Pop Culture Cash by James Charles

(images via: my modern met)
The familiar faces on American paper currency are transformed into faces that are just as recognizable – but far more modern. James Charles turns George Washington and Abe Lincoln into the Tin Man, Spock, Yoda, an Oompa Loompa, Mr. T, Iggy Pop and many other pop culture figures. Experimenting with ink and papers that are virtually identical to those used by the U.S. Mint, Charles even alters the text below each figure, adding sayings like 'Pity the Fool', 'Tea Party MILF' and 'Chicken Choker'.

Fruit, Animals & Architecture by Won Park

(images via: behance)
Origami artist Won Park uses dollar bills to create tiny sculptures of telephones, apples, pigs, buildings, cars and more. This series was part of a rebranding effort for Payment System Group.

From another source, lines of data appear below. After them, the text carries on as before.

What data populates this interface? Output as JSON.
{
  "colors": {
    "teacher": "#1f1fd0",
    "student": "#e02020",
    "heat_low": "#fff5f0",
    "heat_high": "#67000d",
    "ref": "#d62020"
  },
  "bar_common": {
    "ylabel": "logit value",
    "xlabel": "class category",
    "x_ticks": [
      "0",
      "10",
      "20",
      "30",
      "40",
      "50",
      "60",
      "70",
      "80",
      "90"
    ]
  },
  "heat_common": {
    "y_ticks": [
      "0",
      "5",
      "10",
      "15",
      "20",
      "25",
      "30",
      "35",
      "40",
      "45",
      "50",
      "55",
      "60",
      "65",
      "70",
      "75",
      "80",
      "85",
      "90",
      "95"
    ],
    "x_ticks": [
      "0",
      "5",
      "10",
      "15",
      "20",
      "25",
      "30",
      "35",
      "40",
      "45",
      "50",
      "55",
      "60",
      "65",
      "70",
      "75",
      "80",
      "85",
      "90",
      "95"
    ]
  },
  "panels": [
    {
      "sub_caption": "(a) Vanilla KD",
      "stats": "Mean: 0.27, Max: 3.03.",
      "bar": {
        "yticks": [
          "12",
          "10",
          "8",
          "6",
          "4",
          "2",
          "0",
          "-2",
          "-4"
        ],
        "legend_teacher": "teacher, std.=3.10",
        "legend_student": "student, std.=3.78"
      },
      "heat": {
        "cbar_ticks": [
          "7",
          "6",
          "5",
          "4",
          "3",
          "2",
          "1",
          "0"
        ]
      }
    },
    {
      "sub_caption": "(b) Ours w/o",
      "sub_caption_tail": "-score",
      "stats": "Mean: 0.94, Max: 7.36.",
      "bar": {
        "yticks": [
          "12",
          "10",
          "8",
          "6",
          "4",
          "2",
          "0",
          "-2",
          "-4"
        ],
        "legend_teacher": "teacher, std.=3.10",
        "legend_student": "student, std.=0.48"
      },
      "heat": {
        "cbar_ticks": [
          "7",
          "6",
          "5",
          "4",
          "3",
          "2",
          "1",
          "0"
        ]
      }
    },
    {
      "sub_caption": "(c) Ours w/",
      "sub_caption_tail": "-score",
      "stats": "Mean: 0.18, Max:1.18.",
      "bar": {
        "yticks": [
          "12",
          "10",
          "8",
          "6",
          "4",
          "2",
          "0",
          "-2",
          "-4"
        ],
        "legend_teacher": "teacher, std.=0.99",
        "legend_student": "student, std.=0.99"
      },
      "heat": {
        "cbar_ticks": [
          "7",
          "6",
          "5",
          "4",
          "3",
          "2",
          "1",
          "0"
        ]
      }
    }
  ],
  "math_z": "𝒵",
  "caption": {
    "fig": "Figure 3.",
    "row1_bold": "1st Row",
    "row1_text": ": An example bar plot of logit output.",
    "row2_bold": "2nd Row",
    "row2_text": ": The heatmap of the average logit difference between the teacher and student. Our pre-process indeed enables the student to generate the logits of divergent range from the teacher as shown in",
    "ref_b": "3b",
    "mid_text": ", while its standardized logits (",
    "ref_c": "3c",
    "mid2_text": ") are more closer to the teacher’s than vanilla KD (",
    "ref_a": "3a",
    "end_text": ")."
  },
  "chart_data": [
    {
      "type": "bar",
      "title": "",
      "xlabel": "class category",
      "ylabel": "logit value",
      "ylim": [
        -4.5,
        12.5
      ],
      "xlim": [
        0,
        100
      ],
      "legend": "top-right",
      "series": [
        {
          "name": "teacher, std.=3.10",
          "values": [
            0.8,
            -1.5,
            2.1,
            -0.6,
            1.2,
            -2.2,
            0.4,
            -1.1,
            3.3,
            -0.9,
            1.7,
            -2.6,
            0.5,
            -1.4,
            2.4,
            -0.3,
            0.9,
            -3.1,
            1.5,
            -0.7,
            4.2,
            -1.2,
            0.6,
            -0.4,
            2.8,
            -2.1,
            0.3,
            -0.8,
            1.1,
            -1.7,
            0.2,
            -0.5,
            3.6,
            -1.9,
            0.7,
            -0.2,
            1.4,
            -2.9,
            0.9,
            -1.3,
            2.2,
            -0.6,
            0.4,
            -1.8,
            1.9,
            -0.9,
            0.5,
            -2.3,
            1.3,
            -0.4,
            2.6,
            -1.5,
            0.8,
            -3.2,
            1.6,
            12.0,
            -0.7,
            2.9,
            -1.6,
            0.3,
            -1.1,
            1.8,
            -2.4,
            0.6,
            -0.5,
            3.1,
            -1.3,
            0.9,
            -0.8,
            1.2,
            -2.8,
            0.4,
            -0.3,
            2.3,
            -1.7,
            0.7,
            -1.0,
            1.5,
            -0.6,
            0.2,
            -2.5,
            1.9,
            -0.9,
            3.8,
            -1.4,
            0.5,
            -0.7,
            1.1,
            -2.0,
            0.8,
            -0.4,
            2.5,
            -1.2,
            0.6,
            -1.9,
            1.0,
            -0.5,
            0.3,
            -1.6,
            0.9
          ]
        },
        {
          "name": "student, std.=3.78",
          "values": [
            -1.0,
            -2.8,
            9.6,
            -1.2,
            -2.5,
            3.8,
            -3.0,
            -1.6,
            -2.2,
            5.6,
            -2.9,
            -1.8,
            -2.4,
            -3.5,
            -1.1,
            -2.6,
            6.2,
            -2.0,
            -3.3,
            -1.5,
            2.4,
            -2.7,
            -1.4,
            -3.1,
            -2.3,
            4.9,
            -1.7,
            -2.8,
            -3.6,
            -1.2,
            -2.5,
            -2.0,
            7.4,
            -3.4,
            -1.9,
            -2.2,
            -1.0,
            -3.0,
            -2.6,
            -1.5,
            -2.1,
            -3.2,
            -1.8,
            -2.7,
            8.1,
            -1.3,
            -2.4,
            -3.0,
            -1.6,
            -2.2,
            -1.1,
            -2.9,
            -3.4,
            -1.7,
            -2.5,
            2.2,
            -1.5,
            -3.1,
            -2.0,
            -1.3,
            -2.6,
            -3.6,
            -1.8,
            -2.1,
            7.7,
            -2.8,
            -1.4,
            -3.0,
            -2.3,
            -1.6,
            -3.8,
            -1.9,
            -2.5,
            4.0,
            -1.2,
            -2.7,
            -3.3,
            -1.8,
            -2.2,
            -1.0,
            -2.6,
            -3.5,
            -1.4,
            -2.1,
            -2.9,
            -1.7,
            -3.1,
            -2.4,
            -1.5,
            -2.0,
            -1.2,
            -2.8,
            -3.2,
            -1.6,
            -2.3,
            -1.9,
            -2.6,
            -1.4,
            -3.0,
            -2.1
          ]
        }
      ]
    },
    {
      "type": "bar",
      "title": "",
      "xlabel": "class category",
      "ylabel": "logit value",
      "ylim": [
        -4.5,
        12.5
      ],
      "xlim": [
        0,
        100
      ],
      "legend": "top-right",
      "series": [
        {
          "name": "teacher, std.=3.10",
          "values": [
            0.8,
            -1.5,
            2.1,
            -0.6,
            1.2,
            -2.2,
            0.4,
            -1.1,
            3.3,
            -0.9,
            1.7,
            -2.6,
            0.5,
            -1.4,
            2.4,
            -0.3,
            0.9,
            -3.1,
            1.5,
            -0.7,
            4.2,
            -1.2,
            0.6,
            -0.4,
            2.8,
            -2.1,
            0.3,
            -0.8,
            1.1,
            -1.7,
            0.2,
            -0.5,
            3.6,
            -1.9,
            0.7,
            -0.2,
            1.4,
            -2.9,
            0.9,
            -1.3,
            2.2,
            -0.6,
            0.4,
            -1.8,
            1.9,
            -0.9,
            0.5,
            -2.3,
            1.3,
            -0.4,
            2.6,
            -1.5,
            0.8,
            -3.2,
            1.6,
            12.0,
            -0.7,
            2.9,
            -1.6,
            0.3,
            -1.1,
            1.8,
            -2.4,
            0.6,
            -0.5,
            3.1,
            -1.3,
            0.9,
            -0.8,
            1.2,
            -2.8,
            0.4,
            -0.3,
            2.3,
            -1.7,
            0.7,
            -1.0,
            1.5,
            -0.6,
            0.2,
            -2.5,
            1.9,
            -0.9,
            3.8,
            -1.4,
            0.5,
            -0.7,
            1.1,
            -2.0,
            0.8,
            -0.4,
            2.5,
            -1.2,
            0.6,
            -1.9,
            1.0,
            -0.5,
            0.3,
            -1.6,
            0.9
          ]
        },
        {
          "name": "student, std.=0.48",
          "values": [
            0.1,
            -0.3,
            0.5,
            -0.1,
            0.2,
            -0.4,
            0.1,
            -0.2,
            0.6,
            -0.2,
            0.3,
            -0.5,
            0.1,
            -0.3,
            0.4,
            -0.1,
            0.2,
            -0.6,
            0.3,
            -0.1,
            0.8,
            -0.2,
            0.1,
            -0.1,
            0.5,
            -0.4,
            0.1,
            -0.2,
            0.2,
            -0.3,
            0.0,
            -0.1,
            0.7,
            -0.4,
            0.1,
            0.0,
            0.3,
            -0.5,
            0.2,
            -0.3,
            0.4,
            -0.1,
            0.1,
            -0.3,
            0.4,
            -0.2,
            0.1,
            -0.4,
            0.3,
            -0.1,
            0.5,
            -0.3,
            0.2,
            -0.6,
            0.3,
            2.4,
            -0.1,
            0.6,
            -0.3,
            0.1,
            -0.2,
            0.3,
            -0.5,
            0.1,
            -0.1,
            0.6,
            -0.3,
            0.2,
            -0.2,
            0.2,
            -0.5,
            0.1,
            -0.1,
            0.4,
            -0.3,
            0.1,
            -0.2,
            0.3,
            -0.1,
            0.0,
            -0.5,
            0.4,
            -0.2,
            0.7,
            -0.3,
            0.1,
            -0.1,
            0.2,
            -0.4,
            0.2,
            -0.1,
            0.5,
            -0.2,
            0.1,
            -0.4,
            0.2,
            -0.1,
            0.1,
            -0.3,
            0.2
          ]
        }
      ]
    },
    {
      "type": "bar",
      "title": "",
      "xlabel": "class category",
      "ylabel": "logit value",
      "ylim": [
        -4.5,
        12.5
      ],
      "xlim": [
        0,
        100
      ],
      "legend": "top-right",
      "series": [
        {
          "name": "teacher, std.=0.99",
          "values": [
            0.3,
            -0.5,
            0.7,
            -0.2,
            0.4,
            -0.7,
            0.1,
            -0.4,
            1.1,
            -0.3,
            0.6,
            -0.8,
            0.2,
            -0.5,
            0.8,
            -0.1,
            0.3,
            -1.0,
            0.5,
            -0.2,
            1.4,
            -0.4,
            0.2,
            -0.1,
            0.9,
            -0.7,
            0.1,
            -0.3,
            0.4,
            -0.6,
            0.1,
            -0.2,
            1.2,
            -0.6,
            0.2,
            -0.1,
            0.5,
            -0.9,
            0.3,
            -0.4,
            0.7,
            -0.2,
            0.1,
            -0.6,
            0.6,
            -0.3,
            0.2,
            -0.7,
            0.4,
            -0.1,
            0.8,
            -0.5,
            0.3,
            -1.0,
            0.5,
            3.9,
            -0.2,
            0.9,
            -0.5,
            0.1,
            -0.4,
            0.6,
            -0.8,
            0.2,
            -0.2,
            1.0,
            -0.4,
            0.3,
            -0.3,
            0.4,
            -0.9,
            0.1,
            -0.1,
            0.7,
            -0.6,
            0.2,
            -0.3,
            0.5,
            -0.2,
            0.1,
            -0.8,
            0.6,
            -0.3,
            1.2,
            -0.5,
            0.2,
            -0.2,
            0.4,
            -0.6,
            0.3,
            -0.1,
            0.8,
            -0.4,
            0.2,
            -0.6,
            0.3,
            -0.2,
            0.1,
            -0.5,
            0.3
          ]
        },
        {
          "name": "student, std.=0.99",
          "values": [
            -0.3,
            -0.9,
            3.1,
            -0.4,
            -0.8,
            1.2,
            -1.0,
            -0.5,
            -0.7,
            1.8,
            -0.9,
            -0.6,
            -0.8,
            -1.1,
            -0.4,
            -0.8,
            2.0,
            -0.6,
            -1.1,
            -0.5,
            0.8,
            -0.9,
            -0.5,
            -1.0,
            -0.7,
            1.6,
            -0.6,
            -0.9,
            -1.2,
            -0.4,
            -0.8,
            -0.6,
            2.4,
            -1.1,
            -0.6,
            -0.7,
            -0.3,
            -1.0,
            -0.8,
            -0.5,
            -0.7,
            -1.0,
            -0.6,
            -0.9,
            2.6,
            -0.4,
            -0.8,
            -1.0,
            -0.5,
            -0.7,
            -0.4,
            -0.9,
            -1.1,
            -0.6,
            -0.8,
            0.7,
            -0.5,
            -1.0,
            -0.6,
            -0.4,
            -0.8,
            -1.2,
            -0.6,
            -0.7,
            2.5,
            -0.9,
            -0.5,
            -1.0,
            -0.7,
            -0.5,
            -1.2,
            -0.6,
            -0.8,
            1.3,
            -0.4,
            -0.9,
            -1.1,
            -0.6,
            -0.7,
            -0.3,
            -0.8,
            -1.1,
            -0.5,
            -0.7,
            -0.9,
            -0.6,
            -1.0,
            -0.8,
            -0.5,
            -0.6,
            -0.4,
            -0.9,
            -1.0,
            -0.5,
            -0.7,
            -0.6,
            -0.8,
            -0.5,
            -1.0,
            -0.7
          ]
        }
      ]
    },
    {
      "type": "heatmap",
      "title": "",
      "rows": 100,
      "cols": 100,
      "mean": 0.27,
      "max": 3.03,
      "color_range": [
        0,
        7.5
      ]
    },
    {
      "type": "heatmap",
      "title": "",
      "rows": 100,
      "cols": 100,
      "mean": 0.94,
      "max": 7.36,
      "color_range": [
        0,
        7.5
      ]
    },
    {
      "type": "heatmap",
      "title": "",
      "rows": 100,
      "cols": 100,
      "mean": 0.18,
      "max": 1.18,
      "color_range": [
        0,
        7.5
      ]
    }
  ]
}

Currency Rings by Sophie Kemp

(images via: sophie kemp)
Artist Sophie Kemp wanted to give money away – but do it in an unusual fashion. "I decided to take the cold cut process of giving people money and enhance the experience of this action. I decided to take a dollar bill and use origami folds to make it into a ring as the giving of a ring has such emotional connections. I then made these rings out of 12 different currencies."

Dollar Bill Koi by Mizu Kami and Won Park

(images via: mizu kami)
Noted currency artist Won Park came up with the design for this intricately folded origami koi fish made from a dollar bill, which was physically created by Mizu Kami.

$100,000 on the Guggenheim Museum Walls

(images via: my modern met)
When artist Hans-Peter Feldmann won the Biennial Hugo Boss Prize, bestowed by the Solomon R. Guggenheim Foundation for achievement in contemporary art, he was awarded $100,000 and a solo exhibition at the Guggenheim. This is what he chose to do with both. 100,000 dollar bills cover the gallery walls and pillars. "I'm 70 years old, and I began making art in the '50s," Mr. Feldmann told the NY Times ."At that time there was no money in the art world. Money and art didn't exist. So for me, $100,000 is very special. It's incredible really. And I would like to show the quantity of it."

Sofa Made of Coins by Johnny Swing

(images via: freshome)
This gleaming sofa, a sculpture called 'All the King's Men' by Johnny Swing, is crafted from welded coins on a steel support. It took thousands of half-dollar coins to create this 97-inch-long work of art.